NO- grain free and carb free are not synonymous. Eating a low carb diet is a popular way for people to eat. However, is this good for our pets? High protein, low carbohydrate diets do have their place, particularly in the feeding of diabetic cats.


It is important not to assume that a grain free diet is a low carbohydrate diet. In fact, some grain free pet foods contain carbohydrate levels similar to or even higher than diets containing grains. In many grain free diets, ingredients such as potatoes replace the grains in the food and often these ingredients have more carbohydrates than the common grains used in pet food. As a result, grain free and low carbohydrate pet foods are not always synonymous with one another.




This is the question that veterinary dermatologists are most concerned with on a daily basis since food allergies frequently cause itching and recurrent ear and skin infections.  A popular misconception that many pet parents fall victim to is the assumption that grain free diets are the best diets for pets with food allergies.


The most common food allergens are animal based protein sources (beef, dairy, chicken…) while corn and other grains are an uncommon cause of food allergy. In fact, according to some of the available research, corn is actually one of the least likely sources of food allergy. In one literature review, 278 dogs with food allergy were evaluated and the problem ingredient was clearly identified for each dog. Beef was the most common allergen, being responsible for 95 of the cases reported. Dairy was responsible for 55 cases, making it the second most frequent cause. Corn was identified as the offender in only 7 cases. In cats, the situation is similar. Fifty-six cats were evaluated in this study. Forty-five of the food allergies resulted from eating beef, dairy, and/or fish. Corn, meanwhile, was responsible for only 4 cases.
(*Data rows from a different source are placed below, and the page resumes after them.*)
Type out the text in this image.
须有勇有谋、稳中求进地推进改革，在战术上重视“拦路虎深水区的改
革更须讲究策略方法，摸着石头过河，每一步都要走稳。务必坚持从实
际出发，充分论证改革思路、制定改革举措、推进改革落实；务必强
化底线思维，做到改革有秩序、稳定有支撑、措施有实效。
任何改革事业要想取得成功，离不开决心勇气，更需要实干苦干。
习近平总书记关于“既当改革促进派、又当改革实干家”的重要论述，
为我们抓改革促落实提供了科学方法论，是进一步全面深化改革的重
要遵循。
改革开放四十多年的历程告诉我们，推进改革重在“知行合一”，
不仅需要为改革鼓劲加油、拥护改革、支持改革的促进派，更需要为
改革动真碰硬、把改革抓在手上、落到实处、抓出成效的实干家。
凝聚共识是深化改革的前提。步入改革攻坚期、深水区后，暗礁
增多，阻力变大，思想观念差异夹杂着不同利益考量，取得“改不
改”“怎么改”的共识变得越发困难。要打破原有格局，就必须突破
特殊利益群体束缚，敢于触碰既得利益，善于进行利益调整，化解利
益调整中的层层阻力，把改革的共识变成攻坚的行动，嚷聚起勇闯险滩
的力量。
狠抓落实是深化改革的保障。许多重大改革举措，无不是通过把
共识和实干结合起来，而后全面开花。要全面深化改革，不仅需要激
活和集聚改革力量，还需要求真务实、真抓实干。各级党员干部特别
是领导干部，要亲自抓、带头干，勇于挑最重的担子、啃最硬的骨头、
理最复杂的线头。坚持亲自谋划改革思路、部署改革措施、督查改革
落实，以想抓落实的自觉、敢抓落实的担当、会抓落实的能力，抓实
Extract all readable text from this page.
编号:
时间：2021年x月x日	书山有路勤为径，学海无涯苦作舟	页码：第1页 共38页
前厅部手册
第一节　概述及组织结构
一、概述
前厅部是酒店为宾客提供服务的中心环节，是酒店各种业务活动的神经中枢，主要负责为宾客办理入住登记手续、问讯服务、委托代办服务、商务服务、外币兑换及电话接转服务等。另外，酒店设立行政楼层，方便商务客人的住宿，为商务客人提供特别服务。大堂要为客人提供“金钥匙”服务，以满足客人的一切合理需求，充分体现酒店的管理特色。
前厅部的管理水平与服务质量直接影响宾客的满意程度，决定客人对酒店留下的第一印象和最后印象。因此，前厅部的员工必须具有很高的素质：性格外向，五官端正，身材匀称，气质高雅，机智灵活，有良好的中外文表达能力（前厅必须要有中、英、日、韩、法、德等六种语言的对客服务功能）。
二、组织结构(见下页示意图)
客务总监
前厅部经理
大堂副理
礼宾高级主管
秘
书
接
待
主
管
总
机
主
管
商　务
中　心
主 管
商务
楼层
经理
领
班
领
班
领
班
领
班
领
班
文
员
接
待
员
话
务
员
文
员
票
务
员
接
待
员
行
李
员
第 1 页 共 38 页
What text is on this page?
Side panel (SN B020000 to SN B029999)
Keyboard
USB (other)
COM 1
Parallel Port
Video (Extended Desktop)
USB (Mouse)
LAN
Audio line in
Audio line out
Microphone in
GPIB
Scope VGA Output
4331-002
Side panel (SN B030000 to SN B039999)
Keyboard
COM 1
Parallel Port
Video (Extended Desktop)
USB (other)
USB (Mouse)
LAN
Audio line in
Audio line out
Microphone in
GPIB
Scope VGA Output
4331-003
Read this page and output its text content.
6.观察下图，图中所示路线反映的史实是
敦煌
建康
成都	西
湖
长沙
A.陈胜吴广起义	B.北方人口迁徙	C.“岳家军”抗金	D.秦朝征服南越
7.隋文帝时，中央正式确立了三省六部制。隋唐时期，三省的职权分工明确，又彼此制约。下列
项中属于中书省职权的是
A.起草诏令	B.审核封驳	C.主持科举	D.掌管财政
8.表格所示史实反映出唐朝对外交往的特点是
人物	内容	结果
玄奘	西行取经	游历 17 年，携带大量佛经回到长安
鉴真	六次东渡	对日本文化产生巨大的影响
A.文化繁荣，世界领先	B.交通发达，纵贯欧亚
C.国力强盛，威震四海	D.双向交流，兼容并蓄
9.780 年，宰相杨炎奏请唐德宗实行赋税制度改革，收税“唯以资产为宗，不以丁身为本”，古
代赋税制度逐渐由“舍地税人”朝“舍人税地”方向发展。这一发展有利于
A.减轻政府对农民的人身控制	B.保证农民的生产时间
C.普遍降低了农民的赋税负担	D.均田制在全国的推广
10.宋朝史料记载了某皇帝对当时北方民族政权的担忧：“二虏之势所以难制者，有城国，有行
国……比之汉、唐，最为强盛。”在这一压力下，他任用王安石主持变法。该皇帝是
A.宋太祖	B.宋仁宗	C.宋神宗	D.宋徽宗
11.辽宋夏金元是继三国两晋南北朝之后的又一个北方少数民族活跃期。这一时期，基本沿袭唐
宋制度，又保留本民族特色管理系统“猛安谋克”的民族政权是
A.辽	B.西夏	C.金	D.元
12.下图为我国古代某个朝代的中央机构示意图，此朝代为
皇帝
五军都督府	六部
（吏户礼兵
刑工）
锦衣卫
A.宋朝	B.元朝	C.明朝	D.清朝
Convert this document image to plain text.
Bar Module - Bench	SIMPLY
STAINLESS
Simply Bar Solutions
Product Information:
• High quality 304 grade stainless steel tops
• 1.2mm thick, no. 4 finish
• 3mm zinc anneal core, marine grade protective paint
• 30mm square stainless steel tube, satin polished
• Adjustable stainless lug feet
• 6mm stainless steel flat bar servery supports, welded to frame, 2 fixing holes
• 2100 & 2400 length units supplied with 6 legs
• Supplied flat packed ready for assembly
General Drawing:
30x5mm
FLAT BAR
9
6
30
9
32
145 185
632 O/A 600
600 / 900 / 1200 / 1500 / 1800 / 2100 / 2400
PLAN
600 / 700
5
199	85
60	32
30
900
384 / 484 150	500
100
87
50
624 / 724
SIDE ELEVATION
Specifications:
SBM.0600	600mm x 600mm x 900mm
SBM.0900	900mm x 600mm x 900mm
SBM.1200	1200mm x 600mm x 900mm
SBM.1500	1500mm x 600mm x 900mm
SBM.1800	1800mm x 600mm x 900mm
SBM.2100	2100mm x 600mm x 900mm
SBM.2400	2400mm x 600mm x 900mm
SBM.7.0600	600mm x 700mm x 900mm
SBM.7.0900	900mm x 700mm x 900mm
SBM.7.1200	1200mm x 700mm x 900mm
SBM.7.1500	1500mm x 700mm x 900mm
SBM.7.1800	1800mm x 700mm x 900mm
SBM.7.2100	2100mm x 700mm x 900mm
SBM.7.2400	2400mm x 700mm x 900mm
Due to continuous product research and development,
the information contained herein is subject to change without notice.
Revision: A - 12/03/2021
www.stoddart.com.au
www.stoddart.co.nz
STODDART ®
The most important question to ask about any diet is does it provide complete and balanced nutrition. In addition (if needed), does it meet a specific medical need for your dog (Avoidance of food allergy? Benefits for pets with diabetes, kidney or liver disease?). If the food contains excesses or deficiencies of specific nutrients, the dog will suffer as a result. This concept is true regardless of whether the food contains grains or not.


It is certainly possible for grain free diets to provide this type of complete nutrition for your dog. However, these diets are not the only option, or even necessarily the best option, for each individual pet. Remember, there is no one diet or type of diet that is perfect for all dogs.


Choose ingredients with which you, as a pet owner, are comfortable. But remember that in the long run, it is the nutrient profile that is important, not the individual ingredients in the pet food.


As with all things related to your pet’s health, your veterinarian is your best source of information regarding pet foods. Your veterinarian is knowledgeable about all types of pet food and can help you determine the type of diet that is best for your pet.